When the cops raided their hideout 8.45 kilograms of gold were found (approximately 18.6 pounds), which is worth about $521,052.96 USD. Illegal weapons and cash were also found in the hideout. Previously other suspects involved were arrested and nine kilograms of gold were recovered at that time.
Teen heist: Digital edition
This legitimately sounds like the plot to a movie, and at the very least would be a perfect back story for our beloved Money Heist character & hacker, Rio. Earlier this year a teenage boy (fifteen years old to be exact) was arrested for a string of digital heists.
The boy, named Ellis Pinksy, was apparently the mastermind behind an international ring of digital thieves. It started with selling lucrative usernames. A lot of people don’t mind throwing a couple digits at the end of a username, but a lot of other people do. And short clean usernames that are a single word can actually be sold for a nice chunk of change. Being an avid gamer and user of the internet, Pinksy knew this.
So Pinksy and his gang would essentially clone people’s phones, but the specific way they did it – called sim-swapping – meant whoever they targeted no longer had a working phone & lost access to related accounts.
It didn’t take long for Pinksy to realize he had access to a lot of other information and money when doing this. Soon cryptocurrency wallets were the main goal for him and his gang – often people have apps on their phone which hold their bitcoin or other cryptocurrencies. Dude should have set up a Bitcoin casino.

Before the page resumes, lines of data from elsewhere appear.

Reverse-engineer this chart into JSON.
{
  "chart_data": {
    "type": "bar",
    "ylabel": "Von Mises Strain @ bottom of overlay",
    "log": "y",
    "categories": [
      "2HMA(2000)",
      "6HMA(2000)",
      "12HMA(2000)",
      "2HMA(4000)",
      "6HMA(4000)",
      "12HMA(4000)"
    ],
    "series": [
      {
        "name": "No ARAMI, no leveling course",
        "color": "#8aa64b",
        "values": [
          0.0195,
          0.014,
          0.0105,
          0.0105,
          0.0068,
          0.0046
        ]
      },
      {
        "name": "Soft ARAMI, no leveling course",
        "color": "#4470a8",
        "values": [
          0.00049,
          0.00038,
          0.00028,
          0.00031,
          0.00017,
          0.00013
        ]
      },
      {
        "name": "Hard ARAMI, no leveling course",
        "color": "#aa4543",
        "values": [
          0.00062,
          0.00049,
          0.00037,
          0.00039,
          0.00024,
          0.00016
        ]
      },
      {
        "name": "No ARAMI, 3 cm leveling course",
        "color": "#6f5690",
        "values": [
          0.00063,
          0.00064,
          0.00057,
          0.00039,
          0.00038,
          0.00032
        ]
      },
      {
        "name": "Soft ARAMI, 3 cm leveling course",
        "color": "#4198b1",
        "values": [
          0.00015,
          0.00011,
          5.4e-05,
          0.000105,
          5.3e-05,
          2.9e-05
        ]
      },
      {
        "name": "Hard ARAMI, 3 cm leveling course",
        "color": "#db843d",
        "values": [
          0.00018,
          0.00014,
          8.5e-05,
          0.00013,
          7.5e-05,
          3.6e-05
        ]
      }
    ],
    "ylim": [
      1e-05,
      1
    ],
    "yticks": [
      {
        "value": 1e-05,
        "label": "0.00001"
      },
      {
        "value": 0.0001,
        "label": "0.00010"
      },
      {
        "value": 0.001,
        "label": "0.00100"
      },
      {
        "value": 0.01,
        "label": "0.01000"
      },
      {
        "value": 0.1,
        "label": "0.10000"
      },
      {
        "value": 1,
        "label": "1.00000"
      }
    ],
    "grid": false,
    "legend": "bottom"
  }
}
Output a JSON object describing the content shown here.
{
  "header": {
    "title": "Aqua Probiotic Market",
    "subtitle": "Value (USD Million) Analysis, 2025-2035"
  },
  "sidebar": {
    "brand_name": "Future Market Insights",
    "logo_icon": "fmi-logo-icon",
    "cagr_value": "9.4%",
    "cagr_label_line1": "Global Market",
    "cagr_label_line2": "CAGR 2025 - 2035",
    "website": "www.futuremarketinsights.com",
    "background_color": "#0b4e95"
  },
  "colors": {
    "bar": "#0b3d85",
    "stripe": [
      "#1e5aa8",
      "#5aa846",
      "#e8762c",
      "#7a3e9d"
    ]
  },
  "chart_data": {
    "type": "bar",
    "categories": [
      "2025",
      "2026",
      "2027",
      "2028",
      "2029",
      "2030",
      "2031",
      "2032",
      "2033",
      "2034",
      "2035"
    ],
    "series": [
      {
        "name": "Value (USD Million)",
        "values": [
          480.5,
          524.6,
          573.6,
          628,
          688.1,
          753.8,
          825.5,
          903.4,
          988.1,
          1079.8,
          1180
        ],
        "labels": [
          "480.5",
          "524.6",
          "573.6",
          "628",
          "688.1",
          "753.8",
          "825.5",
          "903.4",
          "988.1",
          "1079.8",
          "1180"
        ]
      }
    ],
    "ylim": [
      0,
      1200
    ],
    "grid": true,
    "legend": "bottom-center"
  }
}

Pinksy is suspected of having stolen over $100 million, but the heist that got him caught was impressive on its own – he had stolen $23.8 million from a single person. Pinksy had even laundered the money within 48 hours. However, he had a tendency to brag about his money and how he masterminded the heists, which ultimately made people suspicious. Whoops.
Most heists are imagined to take place in the cloak of night, however two men in New York decided to try and pull one off in broad daylight. The two men dressed as NYPD cops and entered a jewelry store. Once inside they asked the owner to see the firearm he was permitted to keep on the premises.
The men explained that with all the looting happening firearms were likely to be stolen. The store owner complied, believing the men who had identified themselves as cops. The two men proceeded to tie up the store owner and steal not only the weapon, but approximately $150,000 worth of inventory.
The heist had gone off without a hitch, but the two men were soon apprehended in a subway station not far from where the crime had taken place. Maybe they should have taken the man’s cell phone too.